再会
おいていかないで。と言われた気がした。それでも私は前に進まなくてはいけないから、縋り付く手をそっと離した。
つもりだった。
本当は離すことなんて出来ていなくて私の足は、身体は前に進むことなくいつの間にか溺れていた。コポコポと口の中から空気が漏れていって私の身体は深く深く沈んでいった。
「夢見悪すぎわろた。」
「う"ぉおい、久しぶりだっていうのに辛気臭ぇ顔してんなぁ。」
「おぉ、スクアーロ。久しぶりだね。あ、はい、これ。綱吉から日本のお土産。日本のスィーツ。和菓子だよー。」
「そんな事より早くザンザスにあってこい…一色が朝には帰ってくるっつーのに、こんな時間だからイライラして暴れまくってんぞぉ…」
ザンザスを止められるのは私しかいない。とでも言いたげなスクアーロに苦笑した。私だって怒っているザンザスはちょっぴり苦手だ。
ちゃっかり手土産は私の手から奪い取ったスクアーロの後について屋敷の奥へと向かっていく。すれ違う皆の部下達が私を訝しげに横目で覗いてゆく。

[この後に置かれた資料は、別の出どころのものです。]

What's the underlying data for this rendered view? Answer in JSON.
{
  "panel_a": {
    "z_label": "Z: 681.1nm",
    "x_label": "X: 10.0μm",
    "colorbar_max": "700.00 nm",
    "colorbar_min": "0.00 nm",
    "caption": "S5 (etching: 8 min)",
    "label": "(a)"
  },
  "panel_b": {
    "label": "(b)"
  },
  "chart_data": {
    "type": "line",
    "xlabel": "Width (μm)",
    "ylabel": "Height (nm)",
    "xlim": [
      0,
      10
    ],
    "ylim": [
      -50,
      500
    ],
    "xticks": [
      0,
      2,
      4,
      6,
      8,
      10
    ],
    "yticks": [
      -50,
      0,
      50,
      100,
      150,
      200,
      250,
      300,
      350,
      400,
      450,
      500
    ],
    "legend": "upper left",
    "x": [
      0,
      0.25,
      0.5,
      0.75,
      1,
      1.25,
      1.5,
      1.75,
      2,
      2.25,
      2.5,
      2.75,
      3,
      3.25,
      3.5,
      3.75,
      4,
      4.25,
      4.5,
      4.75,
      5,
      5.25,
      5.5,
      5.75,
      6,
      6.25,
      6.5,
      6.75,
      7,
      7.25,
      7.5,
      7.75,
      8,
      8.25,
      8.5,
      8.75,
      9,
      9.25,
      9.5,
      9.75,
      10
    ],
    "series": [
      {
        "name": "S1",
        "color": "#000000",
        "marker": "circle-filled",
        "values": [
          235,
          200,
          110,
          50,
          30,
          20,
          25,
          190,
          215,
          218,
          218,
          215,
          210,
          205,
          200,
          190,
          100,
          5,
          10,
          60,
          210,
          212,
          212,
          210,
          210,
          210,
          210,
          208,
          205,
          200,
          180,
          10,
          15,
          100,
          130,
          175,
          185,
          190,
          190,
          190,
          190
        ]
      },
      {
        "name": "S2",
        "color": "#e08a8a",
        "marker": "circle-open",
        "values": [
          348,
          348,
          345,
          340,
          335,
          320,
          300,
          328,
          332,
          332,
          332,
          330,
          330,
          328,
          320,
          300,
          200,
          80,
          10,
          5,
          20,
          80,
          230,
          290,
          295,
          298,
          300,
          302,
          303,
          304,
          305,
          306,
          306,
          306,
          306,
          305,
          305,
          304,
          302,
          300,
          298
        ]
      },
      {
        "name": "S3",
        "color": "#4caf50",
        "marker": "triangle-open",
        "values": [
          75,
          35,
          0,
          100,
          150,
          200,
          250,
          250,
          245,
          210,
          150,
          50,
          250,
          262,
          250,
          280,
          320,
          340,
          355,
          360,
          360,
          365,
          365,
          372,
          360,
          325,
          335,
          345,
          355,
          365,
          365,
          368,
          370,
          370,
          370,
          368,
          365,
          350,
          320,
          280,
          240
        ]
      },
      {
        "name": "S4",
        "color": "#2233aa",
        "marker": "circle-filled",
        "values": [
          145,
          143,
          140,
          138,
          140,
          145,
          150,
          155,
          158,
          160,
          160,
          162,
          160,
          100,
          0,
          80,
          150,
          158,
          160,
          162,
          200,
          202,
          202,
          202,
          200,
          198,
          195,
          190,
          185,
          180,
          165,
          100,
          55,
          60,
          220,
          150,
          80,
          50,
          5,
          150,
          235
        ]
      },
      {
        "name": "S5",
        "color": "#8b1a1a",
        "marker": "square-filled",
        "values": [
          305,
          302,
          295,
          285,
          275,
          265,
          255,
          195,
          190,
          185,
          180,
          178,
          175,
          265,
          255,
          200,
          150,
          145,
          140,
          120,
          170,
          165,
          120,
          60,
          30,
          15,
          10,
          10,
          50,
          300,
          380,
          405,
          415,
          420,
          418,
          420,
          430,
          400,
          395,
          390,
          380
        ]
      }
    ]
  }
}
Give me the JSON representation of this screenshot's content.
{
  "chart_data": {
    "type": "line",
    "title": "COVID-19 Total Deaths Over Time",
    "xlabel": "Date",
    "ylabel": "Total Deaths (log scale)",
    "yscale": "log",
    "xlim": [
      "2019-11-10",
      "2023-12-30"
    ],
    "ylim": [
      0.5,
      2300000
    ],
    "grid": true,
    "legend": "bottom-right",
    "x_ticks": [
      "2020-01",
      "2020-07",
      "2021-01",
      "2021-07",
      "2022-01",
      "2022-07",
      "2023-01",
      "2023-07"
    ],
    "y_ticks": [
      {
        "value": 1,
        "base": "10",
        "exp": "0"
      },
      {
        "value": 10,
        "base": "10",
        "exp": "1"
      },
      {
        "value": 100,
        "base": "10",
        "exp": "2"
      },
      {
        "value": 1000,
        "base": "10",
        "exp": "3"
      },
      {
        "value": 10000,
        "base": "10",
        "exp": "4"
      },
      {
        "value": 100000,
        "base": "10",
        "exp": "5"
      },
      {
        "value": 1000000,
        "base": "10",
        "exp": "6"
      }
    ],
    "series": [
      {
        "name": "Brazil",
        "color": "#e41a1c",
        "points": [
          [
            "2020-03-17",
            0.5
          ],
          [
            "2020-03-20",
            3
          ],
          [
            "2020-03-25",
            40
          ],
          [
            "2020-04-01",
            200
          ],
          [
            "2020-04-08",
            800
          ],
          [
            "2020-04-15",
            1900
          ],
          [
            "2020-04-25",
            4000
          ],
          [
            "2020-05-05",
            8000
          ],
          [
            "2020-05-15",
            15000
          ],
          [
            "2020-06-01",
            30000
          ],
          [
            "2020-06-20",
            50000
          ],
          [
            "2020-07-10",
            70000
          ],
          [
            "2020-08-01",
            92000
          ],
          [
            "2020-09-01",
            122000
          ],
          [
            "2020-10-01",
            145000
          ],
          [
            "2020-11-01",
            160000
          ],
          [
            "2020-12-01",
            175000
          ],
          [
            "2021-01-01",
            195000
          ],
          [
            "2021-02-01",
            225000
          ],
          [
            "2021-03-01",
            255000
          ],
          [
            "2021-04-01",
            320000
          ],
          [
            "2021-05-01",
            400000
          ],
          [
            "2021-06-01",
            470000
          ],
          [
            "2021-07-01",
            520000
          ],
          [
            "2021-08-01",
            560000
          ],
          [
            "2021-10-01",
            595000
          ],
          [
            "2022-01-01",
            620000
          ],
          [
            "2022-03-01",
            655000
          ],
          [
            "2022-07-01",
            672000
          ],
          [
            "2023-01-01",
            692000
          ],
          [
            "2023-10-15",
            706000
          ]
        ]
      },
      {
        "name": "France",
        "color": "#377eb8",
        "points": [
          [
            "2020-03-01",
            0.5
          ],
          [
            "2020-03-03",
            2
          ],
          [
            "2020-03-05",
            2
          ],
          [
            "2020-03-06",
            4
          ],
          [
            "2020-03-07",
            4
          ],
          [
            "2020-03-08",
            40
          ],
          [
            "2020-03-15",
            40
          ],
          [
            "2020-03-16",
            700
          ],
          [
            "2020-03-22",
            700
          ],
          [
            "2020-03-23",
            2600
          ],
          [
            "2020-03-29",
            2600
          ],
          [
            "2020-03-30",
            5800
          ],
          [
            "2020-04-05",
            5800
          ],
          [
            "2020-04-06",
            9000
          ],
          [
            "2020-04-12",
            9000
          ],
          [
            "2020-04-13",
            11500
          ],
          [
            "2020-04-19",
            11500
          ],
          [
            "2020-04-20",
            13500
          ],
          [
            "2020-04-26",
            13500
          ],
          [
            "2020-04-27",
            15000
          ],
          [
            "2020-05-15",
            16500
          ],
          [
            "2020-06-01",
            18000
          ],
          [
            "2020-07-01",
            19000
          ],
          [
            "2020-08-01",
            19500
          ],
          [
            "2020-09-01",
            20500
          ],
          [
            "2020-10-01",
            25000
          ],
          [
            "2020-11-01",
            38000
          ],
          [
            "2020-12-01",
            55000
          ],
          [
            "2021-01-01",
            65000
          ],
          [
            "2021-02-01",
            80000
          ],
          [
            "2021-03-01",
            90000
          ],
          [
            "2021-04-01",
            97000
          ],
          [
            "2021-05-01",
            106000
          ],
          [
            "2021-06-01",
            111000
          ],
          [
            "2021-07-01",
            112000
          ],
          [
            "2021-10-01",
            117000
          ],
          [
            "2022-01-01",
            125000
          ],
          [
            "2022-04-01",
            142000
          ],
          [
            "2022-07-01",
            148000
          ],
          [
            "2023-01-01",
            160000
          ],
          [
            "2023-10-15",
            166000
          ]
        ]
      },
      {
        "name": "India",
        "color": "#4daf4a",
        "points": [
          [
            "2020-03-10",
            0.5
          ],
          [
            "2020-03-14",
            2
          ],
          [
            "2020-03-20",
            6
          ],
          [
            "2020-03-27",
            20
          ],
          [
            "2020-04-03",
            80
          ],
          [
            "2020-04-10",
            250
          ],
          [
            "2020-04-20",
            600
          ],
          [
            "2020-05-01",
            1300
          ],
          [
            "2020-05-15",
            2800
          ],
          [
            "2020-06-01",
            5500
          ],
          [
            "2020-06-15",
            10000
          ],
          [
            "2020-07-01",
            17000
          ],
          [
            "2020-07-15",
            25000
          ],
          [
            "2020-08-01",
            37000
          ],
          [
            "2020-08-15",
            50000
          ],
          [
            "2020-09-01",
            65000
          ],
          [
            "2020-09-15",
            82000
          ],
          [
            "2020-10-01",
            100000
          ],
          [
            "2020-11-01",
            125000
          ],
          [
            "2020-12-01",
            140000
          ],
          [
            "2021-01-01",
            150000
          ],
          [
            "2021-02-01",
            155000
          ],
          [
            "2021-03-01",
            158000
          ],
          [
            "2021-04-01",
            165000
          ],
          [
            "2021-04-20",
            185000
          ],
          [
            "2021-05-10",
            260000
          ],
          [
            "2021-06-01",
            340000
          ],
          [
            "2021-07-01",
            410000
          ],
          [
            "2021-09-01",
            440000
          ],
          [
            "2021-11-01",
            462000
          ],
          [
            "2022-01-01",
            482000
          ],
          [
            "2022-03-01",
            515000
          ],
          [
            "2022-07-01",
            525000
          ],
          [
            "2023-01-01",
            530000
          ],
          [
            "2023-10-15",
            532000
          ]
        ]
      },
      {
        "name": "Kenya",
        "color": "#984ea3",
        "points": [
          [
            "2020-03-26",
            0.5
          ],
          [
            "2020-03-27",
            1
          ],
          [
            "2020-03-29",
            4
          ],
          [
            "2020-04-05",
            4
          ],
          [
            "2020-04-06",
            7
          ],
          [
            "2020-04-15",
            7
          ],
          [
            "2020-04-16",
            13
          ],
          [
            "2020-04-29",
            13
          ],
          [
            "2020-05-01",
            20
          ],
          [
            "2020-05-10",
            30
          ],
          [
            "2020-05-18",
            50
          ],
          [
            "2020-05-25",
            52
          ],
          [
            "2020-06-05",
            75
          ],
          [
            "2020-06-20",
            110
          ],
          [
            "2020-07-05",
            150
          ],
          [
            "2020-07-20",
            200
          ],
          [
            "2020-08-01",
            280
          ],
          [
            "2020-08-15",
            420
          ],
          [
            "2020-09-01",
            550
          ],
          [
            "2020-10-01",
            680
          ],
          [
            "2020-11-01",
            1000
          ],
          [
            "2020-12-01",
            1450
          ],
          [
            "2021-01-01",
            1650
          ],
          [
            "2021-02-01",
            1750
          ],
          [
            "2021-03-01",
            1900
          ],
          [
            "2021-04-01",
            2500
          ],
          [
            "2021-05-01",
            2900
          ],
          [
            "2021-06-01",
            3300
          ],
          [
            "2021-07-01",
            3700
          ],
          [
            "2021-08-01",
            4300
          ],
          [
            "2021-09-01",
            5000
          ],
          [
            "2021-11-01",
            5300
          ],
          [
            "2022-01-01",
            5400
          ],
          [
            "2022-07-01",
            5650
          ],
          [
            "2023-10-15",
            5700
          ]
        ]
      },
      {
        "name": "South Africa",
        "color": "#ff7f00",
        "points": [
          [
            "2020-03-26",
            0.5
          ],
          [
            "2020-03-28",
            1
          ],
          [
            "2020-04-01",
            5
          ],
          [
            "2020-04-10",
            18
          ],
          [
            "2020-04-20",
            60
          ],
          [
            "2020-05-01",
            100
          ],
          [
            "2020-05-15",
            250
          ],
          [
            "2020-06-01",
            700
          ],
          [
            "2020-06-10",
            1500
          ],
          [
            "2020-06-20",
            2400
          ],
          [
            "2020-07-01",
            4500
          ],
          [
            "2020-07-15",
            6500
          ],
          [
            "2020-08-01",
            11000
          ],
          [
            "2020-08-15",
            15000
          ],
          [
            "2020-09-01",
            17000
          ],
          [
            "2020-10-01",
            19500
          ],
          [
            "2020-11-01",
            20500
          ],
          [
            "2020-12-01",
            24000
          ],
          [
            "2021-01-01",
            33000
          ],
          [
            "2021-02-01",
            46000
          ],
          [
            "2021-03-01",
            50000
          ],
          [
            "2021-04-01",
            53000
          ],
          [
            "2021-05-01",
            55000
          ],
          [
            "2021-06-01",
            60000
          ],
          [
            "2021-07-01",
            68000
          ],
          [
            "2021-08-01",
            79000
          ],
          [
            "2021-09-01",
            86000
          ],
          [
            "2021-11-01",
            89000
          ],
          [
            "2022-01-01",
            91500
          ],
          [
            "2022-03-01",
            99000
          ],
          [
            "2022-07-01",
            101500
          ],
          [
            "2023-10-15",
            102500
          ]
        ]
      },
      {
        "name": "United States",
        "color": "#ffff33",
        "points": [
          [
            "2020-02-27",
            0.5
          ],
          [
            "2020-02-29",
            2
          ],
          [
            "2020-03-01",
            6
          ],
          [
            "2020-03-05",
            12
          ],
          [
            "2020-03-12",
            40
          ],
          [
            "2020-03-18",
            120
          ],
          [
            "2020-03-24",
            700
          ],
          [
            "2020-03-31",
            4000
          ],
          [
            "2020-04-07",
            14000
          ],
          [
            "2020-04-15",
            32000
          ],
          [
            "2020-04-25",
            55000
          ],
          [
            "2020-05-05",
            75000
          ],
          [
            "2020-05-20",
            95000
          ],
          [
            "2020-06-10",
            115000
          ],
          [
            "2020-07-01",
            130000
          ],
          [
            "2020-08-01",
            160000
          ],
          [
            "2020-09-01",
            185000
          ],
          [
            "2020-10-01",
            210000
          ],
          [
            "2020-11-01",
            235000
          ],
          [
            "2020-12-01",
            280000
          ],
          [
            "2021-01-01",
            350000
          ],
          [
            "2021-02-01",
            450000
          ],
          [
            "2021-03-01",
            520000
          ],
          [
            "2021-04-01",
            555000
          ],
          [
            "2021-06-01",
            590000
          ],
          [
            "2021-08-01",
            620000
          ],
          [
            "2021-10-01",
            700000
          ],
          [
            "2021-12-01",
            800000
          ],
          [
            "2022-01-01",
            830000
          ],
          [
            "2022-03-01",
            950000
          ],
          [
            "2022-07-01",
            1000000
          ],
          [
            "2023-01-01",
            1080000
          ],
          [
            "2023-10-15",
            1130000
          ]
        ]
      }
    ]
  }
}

「いっぱい人増えてるねぇ。みんな私のことを不思議そうにみてる。今更ぽっと出のキャラって嫌われないかな?大丈夫かな?いじめとかない?いきなりレギュラーになったから身体怪我させられるみたいな。」
「漫画の読みすぎだぞぉ」
凄い勢いで歩いていくスクアーロの後を小走りでついていく。イタリア人、女性の歩幅に合わせる優しさくらい身につけろ。そう心の中で毒吐きながら。
屋敷の中でも一番大きくて豪華であろうドアの前に立つ。何も考えなくてもわかる。このドアを開けると何か物が飛んでくるだろうということは。
私はスクアーロの背中を押して中に入ることを促した。